Are your molds thick enough from the silicone rubber? Are you using
plates roughly the size of your molds to hold them firmly when you
inject?


#5

Hi Larry; I like the vulcanized silicone rubbers rio has thier own
brand called delicone I use the yellow or red one, the reason that
you don’t have to add pressue is because it develops it’s own
pressure when heated. in it’s un-vulcanized state it’s like modeling
clay which is why i like it, you can make your molds without cutting,
using a mica powder to seperate them, if you’re familiar with molding
you probably know what I’m talking about.

If you don’t like dealing with rio grande…contenti makes "moldex"
rubber which is the same thing remember you will need alittle bit of
mica powder of dry teflon spray between the parts, you want to
seperate. I have also found that adding alittle bit more powder or
spray in the corners will help you start the pull-apart process.
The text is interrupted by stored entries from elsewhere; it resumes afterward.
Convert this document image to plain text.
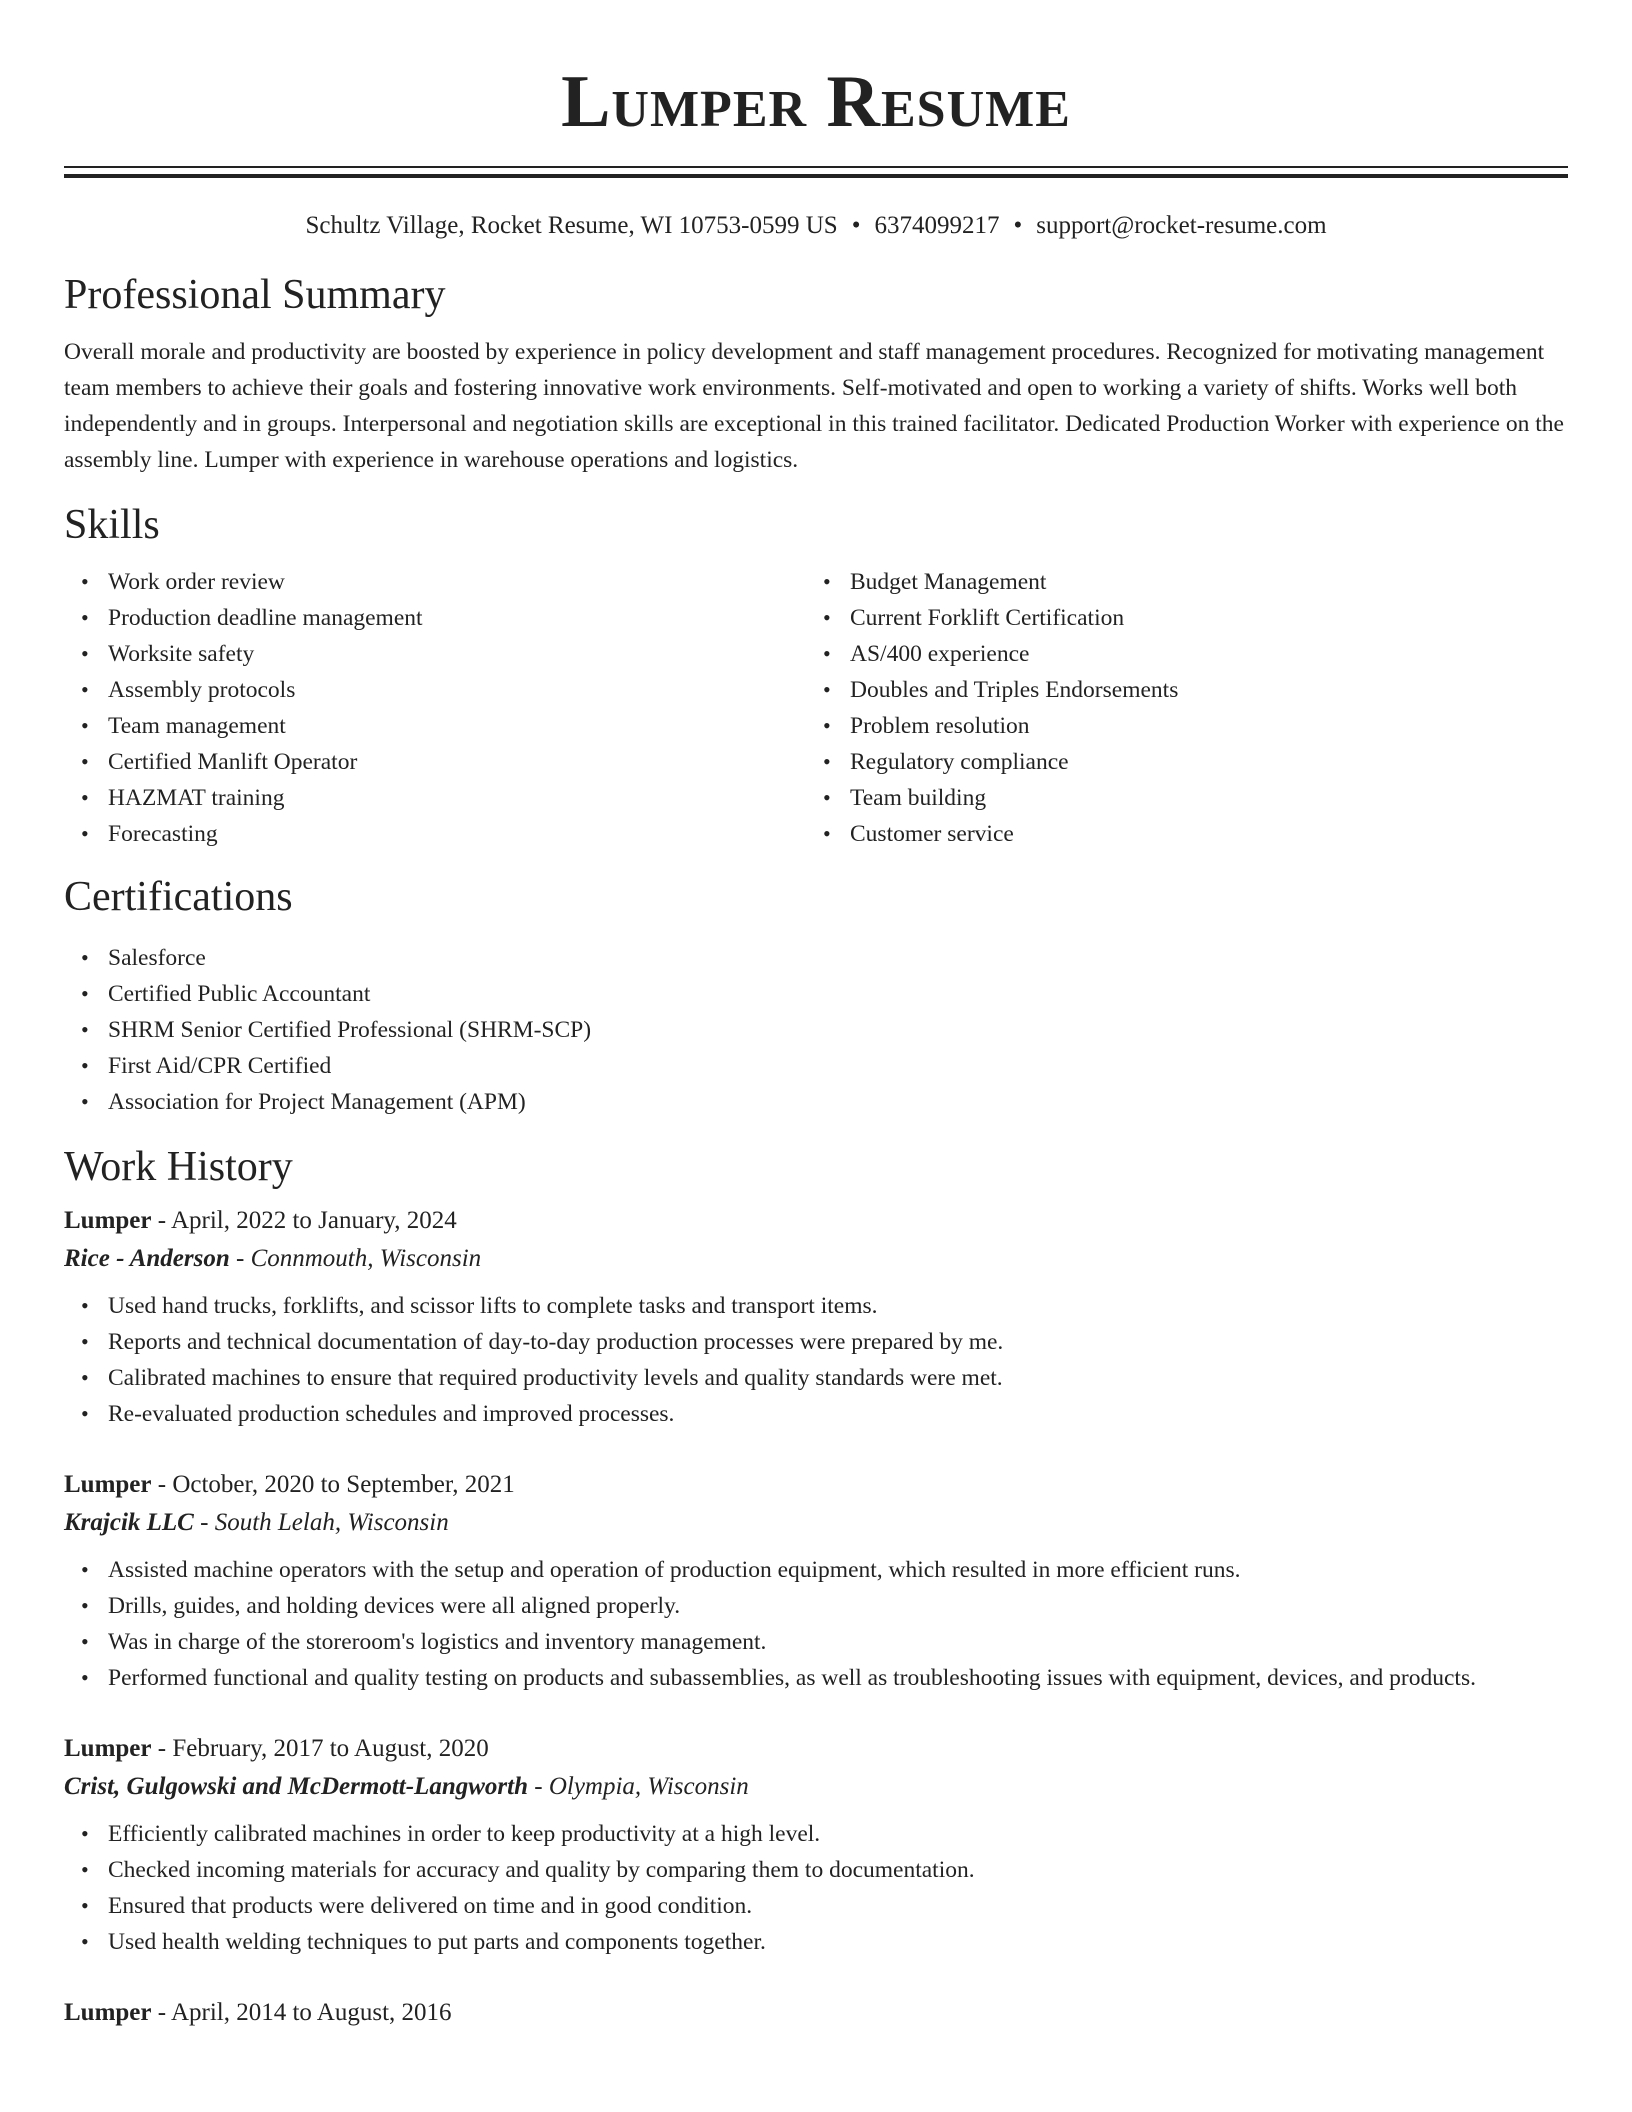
Lumper Resume
Schultz Village, Rocket Resume, WI 10753-0599 US • 6374099217 • support@rocket-resume.com
Professional Summary

Overall morale and productivity are boosted by experience in policy development and staff management procedures. Recognized for motivating management team members to achieve their goals and fostering innovative work environments. Self-motivated and open to working a variety of shifts. Works well both independently and in groups. Interpersonal and negotiation skills are exceptional in this trained facilitator. Dedicated Production Worker with experience on the assembly line. Lumper with experience in warehouse operations and logistics.

Skills
• Work order review
• Production deadline management
• Worksite safety
• Assembly protocols
• Team management
• Certified Manlift Operator
• HAZMAT training
• Forecasting
• Budget Management
• Current Forklift Certification
• AS/400 experience
• Doubles and Triples Endorsements
• Problem resolution
• Regulatory compliance
• Team building
• Customer service
Certifications
• Salesforce
• Certified Public Accountant
• SHRM Senior Certified Professional (SHRM-SCP)
• First Aid/CPR Certified
• Association for Project Management (APM)
Work History
Lumper - April, 2022 to January, 2024
Rice - Anderson - Connmouth, Wisconsin
• Used hand trucks, forklifts, and scissor lifts to complete tasks and transport items.
• Reports and technical documentation of day-to-day production processes were prepared by me.
• Calibrated machines to ensure that required productivity levels and quality standards were met.
• Re-evaluated production schedules and improved processes.
Lumper - October, 2020 to September, 2021
Krajcik LLC - South Lelah, Wisconsin
• Assisted machine operators with the setup and operation of production equipment, which resulted in more efficient runs.
• Drills, guides, and holding devices were all aligned properly.
• Was in charge of the storeroom's logistics and inventory management.
• Performed functional and quality testing on products and subassemblies, as well as troubleshooting issues with equipment, devices, and products.
Lumper - February, 2017 to August, 2020
Crist, Gulgowski and McDermott-Langworth - Olympia, Wisconsin
• Efficiently calibrated machines in order to keep productivity at a high level.
• Checked incoming materials for accuracy and quality by comparing them to documentation.
• Ensured that products were delivered on time and in good condition.
• Used health welding techniques to put parts and components together.
Lumper - April, 2014 to August, 2016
Another good company is Zero-D products they have a wide range of
vulcanized silicone rubbers too probably a web site also, they can
reccomend if you tell them what you are doing.

Good Luck…Gregg B.


#6

Dear Gregg, Nick, Jay and Paleo,

Thank you for your advice. I guess I need to do a little honest
research before I waste everybody’s time here. This is the first I’ve
heard about using a mica powder for separation. So I’m guessing the
process is that you mush the rubber up agaist one side of your part,
sprinkle powder on part and rubber, then mush new rubber on the other
side, enclose and heat? I better try to learn more about this from
Rio or some book. If anyone knows a good up-to-date book on making
great molds, I’d love to buy it.

I’ve always vacuumed the silicone I use, poured it into a mold
cavity surrounding the part, then cut the mold afterward with a
zigsaw cut to guarantee registration. It’s worked like a charm with
hardly any flashing.

I guess I just need harder rubber. I appreciate all the brands of
rubber recommended, and I’ll give them a try. Thank you!

Larry


#7

Contenti has a red silicone rubber that vulcanizes. It starts out
like a modeling clay in strips about 1/8 inch thick. Vulcanized it
has incredible strength. The detail that is reproduced in the waxes
is perfect because it is self releasing and the material will mold a
fingerprint. Easy to vulcanize, I left my vulcanizer on all night by
mistake and thought the mold would be ruined. It came out perfect.
Drawback is you have to use dedicated frames that are only for the
silicone rubber. Also FYI keep the uncured rubber away from any oil
contamination. I had a vacume pump leak and ruin a few pounds of
rubber. Everyone I have referred to this material made the switch.